Pracownicy niekiedy wymyślają naprawdę nieprawdopodobne rzeczy, by przekonać pracodawcę, że nie mogą przyjść do pracy. Każdego roku serwis CareerBuilder gromadzi i publikuje te najbardziej nieprawdopodobne. Zobaczymy jakie wymówki stosowali pracownicy w tym roku?

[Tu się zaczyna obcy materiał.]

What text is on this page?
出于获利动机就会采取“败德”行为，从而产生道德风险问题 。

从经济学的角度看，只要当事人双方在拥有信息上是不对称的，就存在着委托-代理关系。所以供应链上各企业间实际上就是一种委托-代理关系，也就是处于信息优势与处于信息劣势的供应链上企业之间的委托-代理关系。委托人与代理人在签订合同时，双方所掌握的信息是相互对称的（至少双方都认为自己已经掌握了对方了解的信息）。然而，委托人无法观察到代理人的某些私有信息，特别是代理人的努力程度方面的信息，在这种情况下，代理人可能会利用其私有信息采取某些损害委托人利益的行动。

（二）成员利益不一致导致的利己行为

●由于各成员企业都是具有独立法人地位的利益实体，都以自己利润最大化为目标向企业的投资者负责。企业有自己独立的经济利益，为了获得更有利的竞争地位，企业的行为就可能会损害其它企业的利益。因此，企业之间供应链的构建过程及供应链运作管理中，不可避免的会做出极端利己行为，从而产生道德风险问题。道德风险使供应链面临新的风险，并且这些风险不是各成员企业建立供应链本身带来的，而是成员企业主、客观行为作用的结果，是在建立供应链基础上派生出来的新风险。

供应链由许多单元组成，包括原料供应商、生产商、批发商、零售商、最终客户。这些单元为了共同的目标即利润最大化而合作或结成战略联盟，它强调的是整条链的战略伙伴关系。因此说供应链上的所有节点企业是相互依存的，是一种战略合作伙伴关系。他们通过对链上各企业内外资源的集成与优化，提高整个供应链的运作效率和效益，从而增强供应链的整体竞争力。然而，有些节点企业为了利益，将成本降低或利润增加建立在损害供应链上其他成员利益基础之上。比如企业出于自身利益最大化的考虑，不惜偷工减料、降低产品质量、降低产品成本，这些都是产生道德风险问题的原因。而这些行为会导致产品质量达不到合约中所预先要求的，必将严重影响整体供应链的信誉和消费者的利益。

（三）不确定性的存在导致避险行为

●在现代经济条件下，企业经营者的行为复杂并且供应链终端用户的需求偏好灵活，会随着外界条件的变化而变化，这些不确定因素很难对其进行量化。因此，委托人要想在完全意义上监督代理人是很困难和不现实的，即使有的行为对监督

- Pracownik zadzwonił że nie przyjdzie do pracy bo właśnie wstawił do pieca zapiekankę,
- Pracownik nie mógł przyjść, bo musiał poddać się poprawkom po operacji plastycznej,
- Pracownik siedział w toalecie i kiedy wstał nogi odmówiły mu posłuszeństwa. W efekcie upadł i złamał kostkę,
- Pracownik poszedł do kasyna. W poniedziałek nie mógł przyjść do pracy , bo nadal miał pieniądze, za które mógł grać dalej,
- Pracownik zadzwonił i powiedział że obudził się w tak dobrym humorze, że nie chce go sobie marnować przychodzeniem do pracy,
- Pracownik obudził się rano i nie wiedział gdzie jest,
- Pracownik chciał zbadać ciśnienie krwi w aptece i zaciął się w maszynie, która mierzy ciśnienie,
- Pracownik spalił sobie mundur, bo chciał go wysuszyć w mikrofalówce,
- Pracownik miał kamienie w pęcherzu moczowym i chciał zostać w domu, by leczyć je medycyną holistyczną,
- Pracownik „przez przypadek” znalazł się w samolocie.
Pamiętajcie – jeśli nie macie ochoty przyjść do pracy przysługuje wam urlop na żądanie. A jeśli już musicie się tłumaczyć, wymyślcie coś mądrzejszego niż medycyna holistyczna.